There are two classic taboo rumors about the Japanese entertainment industry. The first is that organized crime runs the artist management business. There is a lot of evidence to back this up — convicted tax-evading jimusho bosses claiming the need for “underground financing” in the courtroom, bullets fired into management company windows, a well-known historical precedent for entertainment being a yakuza racket, Misora Hibari’s manager being a member of the Yamaguchi-gumi, etc., etc. But if you are a television network or publishing company dependent upon the very same entertainment companies to provide celebrities to attract viewers and readers, you are not exactly going to start blabbing about anything sinister. The entertainment companies are not dumb either, working at all costs to preserve the “wholesome” image. Who would think that the mob runs an industry where smoking a cigarette at age 19 can end your career as an idol?

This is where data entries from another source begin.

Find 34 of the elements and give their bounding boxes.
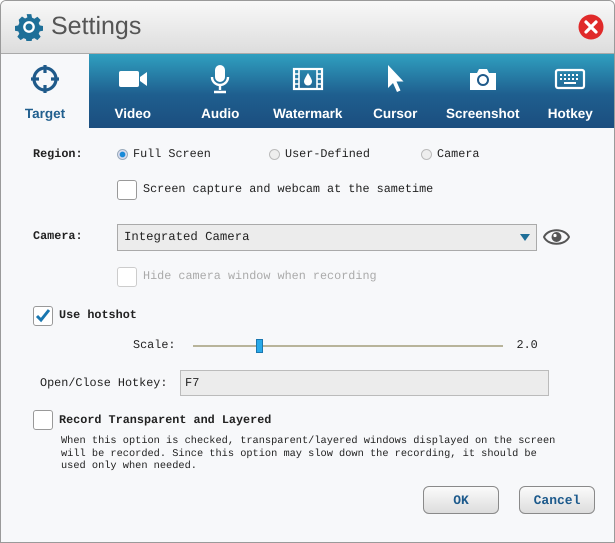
checkbox[interactable] [33, 306, 53, 326]
ok-button[interactable]: OK [423, 486, 499, 514]
field-label: Region: [33, 146, 84, 163]
tab[interactable]: Watermark [264, 54, 352, 128]
checkbox-label: Use hotshot [59, 306, 137, 324]
radio-option[interactable]: User-Defined [269, 146, 421, 164]
option-description: When this option is checked, transparent/layered windows displayed on the screen will be recorded. Since this option may slow down the recording, it should be used only when needed. [61, 435, 556, 472]
window-title: Settings [51, 11, 142, 42]
slider-thumb[interactable] [256, 338, 263, 353]
tab[interactable]: Hotkey [526, 54, 614, 128]
checkbox-label: Hide camera window when recording [143, 268, 377, 285]
tab[interactable]: Cursor [352, 54, 439, 128]
radio-option[interactable]: Camera [421, 146, 480, 164]
field-label: Camera: [33, 228, 84, 246]
checkbox-label: Screen capture and webcam at the sametime [143, 180, 434, 198]
close-icon[interactable] [578, 14, 604, 40]
tab[interactable]: Audio [176, 54, 264, 128]
cancel-button[interactable]: Cancel [519, 486, 595, 514]
settings-icon [15, 13, 43, 41]
caret-icon [520, 234, 530, 241]
camera-dropdown[interactable]: Integrated Camera [117, 224, 537, 251]
field-label: Scale: [133, 336, 176, 354]
tab[interactable]: Screenshot [439, 54, 526, 128]
tab[interactable]: Video [89, 54, 176, 128]
checkbox-label: Record Transparent and Layered [59, 412, 272, 429]
tab[interactable]: Target [1, 54, 89, 128]
slider-reading: 2.0 [516, 336, 538, 354]
eye-icon[interactable] [543, 228, 570, 246]
field-label: Open/Close Hotkey: [40, 374, 168, 392]
radio-option[interactable]: Full Screen [117, 146, 269, 164]
target-icon [29, 64, 61, 94]
checkbox[interactable] [33, 410, 53, 430]
hotkey-field[interactable]: F7 [180, 370, 549, 396]
checkbox[interactable] [117, 180, 137, 200]
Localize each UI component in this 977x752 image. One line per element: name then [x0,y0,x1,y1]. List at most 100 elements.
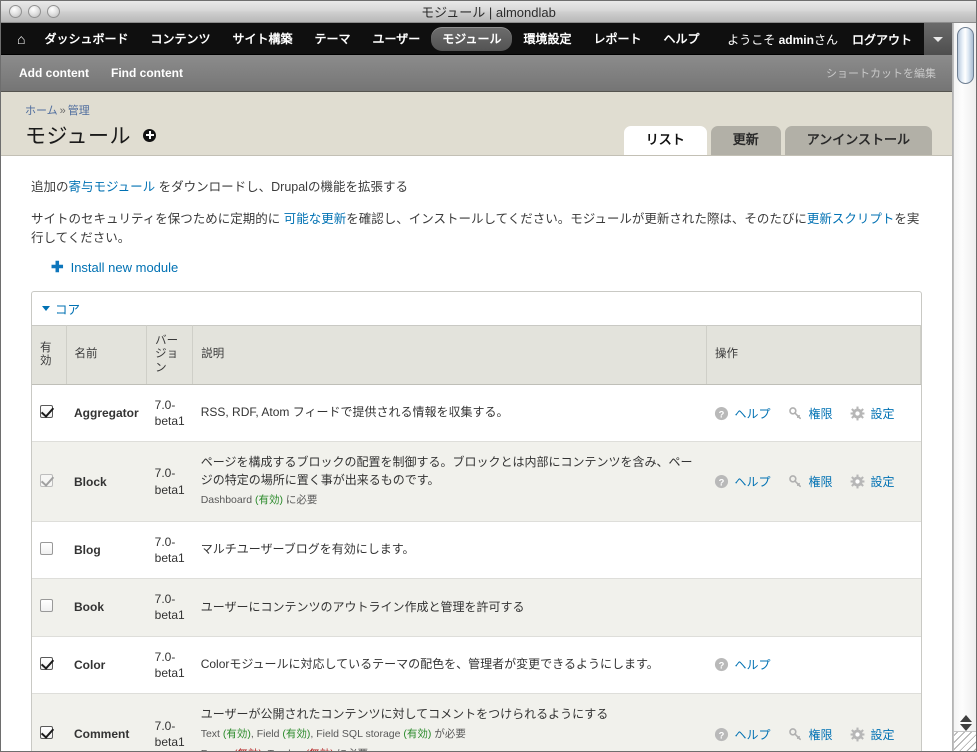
install-new-module-label: Install new module [70,260,179,276]
enable-module-checkbox[interactable] [40,405,53,419]
core-fieldset-legend[interactable]: コア [32,292,921,325]
scrollbar-thumb[interactable] [957,27,974,84]
key-icon [788,474,803,489]
shortcut-add-content[interactable]: Add content [19,66,89,80]
update-script-link[interactable]: 更新スクリプト [807,212,895,226]
install-new-module-link[interactable]: ✚ Install new module [51,260,922,275]
operations-list: ? ヘルプ 権限 設定 [714,473,912,490]
window-titlebar: モジュール | almondlab [1,1,976,23]
table-row: Aggregator 7.0-beta1 RSS, RDF, Atom フィードで提… [32,384,921,443]
page-header: ホーム» 管理 モジュール リスト 更新 アンインストール [1,92,952,156]
help-link[interactable]: ? ヘルプ [714,656,770,673]
cell-module-description: ユーザーにコンテンツのアウトライン作成と管理を許可する [192,578,707,637]
enable-module-checkbox[interactable] [40,726,53,740]
permissions-link[interactable]: 権限 [788,473,832,490]
toolbar-item-structure[interactable]: サイト構築 [222,27,304,51]
breadcrumb-admin[interactable]: 管理 [68,105,90,117]
logout-link[interactable]: ログアウト [848,31,924,48]
module-description-text: ページを構成するブロックの配置を制御する。ブロックとは内部にコンテンツを含み、ペ… [200,455,693,487]
toolbar-item-configuration[interactable]: 環境設定 [512,27,582,51]
home-icon[interactable]: ⌂ [11,27,33,51]
column-header-description: 説明 [192,325,707,385]
module-dependency-text: Dashboard (有効) に必要 [200,494,318,507]
cell-module-description: Colorモジュールに対応しているテーマの配色を、管理者が変更できるようにします… [192,636,707,694]
column-header-enabled-label: 有効 [40,341,52,368]
cell-enabled [32,441,66,522]
page-content: ⌂ ダッシュボード コンテンツ サイト構築 テーマ ユーザー モジュール 環境設… [1,23,953,751]
enable-module-checkbox[interactable] [40,656,53,670]
cell-module-name: Comment [66,693,147,751]
add-shortcut-icon[interactable] [143,128,157,142]
page-viewport: ⌂ ダッシュボード コンテンツ サイト構築 テーマ ユーザー モジュール 環境設… [1,23,976,751]
module-description-text: Colorモジュールに対応しているテーマの配色を、管理者が変更できるようにします… [200,657,659,672]
cell-operations: ? ヘルプ [706,636,921,694]
table-row: Block 7.0-beta1 ページを構成するブロックの配置を制御する。ブロックと… [32,441,921,522]
admin-toolbar: ⌂ ダッシュボード コンテンツ サイト構築 テーマ ユーザー モジュール 環境設… [1,23,952,55]
help-link-label: ヘルプ [734,658,771,673]
breadcrumb: ホーム» 管理 [25,102,934,118]
chevron-down-icon[interactable] [924,23,952,55]
vertical-scrollbar[interactable] [953,23,976,751]
cell-module-name: Color [66,636,147,694]
contributed-modules-link[interactable]: 寄与モジュール [69,180,156,194]
breadcrumb-home[interactable]: ホーム [25,105,58,117]
configure-link[interactable]: 設定 [850,726,895,743]
intro-1-text-a: 追加の [31,180,69,194]
modules-table-body: Aggregator 7.0-beta1 RSS, RDF, Atom フィードで提… [32,384,921,751]
window-resize-grip[interactable] [954,731,976,751]
module-description-text: ユーザーが公開されたコンテンツに対してコメントをつけられるようにする [200,706,609,721]
scroll-up-icon[interactable] [959,715,972,722]
toolbar-item-people[interactable]: ユーザー [362,27,432,51]
toolbar-item-content[interactable]: コンテンツ [139,27,221,51]
help-link[interactable]: ? ヘルプ [714,473,770,490]
svg-text:?: ? [719,409,725,419]
question-circle-icon: ? [714,657,729,672]
svg-text:?: ? [719,661,725,671]
cell-operations: ? ヘルプ 権限 設定 [706,441,921,522]
shortcut-bar: Add content Find content ショートカットを編集 [1,55,952,92]
toolbar-item-help[interactable]: ヘルプ [653,27,711,51]
tab-update[interactable]: 更新 [710,126,781,155]
intro-paragraph-1: 追加の寄与モジュール をダウンロードし、Drupalの機能を拡張する [31,178,922,197]
permissions-link-label: 権限 [808,406,833,421]
toolbar-item-modules[interactable]: モジュール [431,26,513,51]
permissions-link[interactable]: 権限 [788,726,832,743]
column-header-name-label: 名前 [74,348,98,361]
available-updates-link[interactable]: 可能な更新 [284,212,347,226]
enable-module-checkbox[interactable] [40,599,53,613]
cell-module-description: マルチユーザーブログを有効にします。 [192,521,707,580]
operations-list: ? ヘルプ [714,656,912,673]
help-link[interactable]: ? ヘルプ [714,726,770,743]
cell-module-name: Aggregator [66,384,147,443]
question-circle-icon: ? [714,474,729,489]
tab-list[interactable]: リスト [623,126,707,155]
column-header-description-label: 説明 [201,348,225,361]
shortcut-find-content[interactable]: Find content [111,66,183,80]
welcome-message: ようこそ adminさん [717,31,848,48]
intro-2-text-b: を確認し、インストールしてください。モジュールが更新された際は、そのたびに [346,211,807,226]
help-link-label: ヘルプ [734,727,771,742]
scrollbar-arrows[interactable] [954,715,976,731]
configure-link[interactable]: 設定 [850,473,895,490]
scrollbar-track[interactable] [954,23,976,709]
edit-shortcuts-link[interactable]: ショートカットを編集 [826,65,936,81]
help-link-label: ヘルプ [734,406,771,421]
permissions-link[interactable]: 権限 [788,405,832,422]
modules-table-head: 有効 名前 バージョン 説明 操作 [32,325,922,385]
toolbar-item-dashboard[interactable]: ダッシュボード [33,27,139,51]
scroll-down-icon[interactable] [959,724,972,731]
cell-enabled [32,636,66,694]
toolbar-item-appearance[interactable]: テーマ [304,27,362,51]
toolbar-item-reports[interactable]: レポート [582,27,652,51]
column-header-operations: 操作 [706,325,922,385]
configure-link[interactable]: 設定 [850,405,895,422]
window-title: モジュール | almondlab [421,5,556,20]
key-icon [788,727,803,742]
column-header-version: バージョン [146,325,194,385]
cell-operations [706,578,921,637]
enable-module-checkbox[interactable] [40,542,53,555]
breadcrumb-separator: » [59,105,66,117]
permissions-link-label: 権限 [808,727,833,742]
help-link[interactable]: ? ヘルプ [714,405,770,422]
tab-uninstall[interactable]: アンインストール [784,126,932,155]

The other persistent rumor is that model agencies — especially for gravia idols — prostitute their employees off on the side. A lot of the lower-ranking and newer idols must pay for their own dancing and singing lessons and are allegedly introduced to possible “buyers” by management company employees to secure an extra source of income. There are also apparently hostess clubs directly managed by the modeling agencies where up-and-coming talent can meet television executives and other powerful figures. In the past, there has been a lot of “Marxy, you are paranoid and crazy” in regards to my belief in this gossip. (And not just on this blog. My friend was pounding me on this just yesterday evening.)
Kohinata Minako Komukai Minako’s recent confession to these practices, however, is a huge leap forward for anyone wanting to pull back the curtain. I seriously doubt the story will get any legs — any talk of prostituting idols is still a massive taboo in the media, and almost no one has any stake in making the cheery idol business look seedy. Idols are the public face of many respectable businesses and government bureaus, so exposing the dark side of the industry is not just a hit for the management companies, but a hit for the entire Japanese national tatemae.
Many people often think, who cares where the money comes from? These revelations, however, show exactly why organized crime probably should not be free to hold the reigns to the pop cultural industries. They have too much temptation to milk as much money from their employees in any way possible, with basically no chance at legal recourse from their labor. And when the guys who run artist management companies and the guys who run brothels are in the same “fraternal organization,” crossover seems like an obvious occurrence.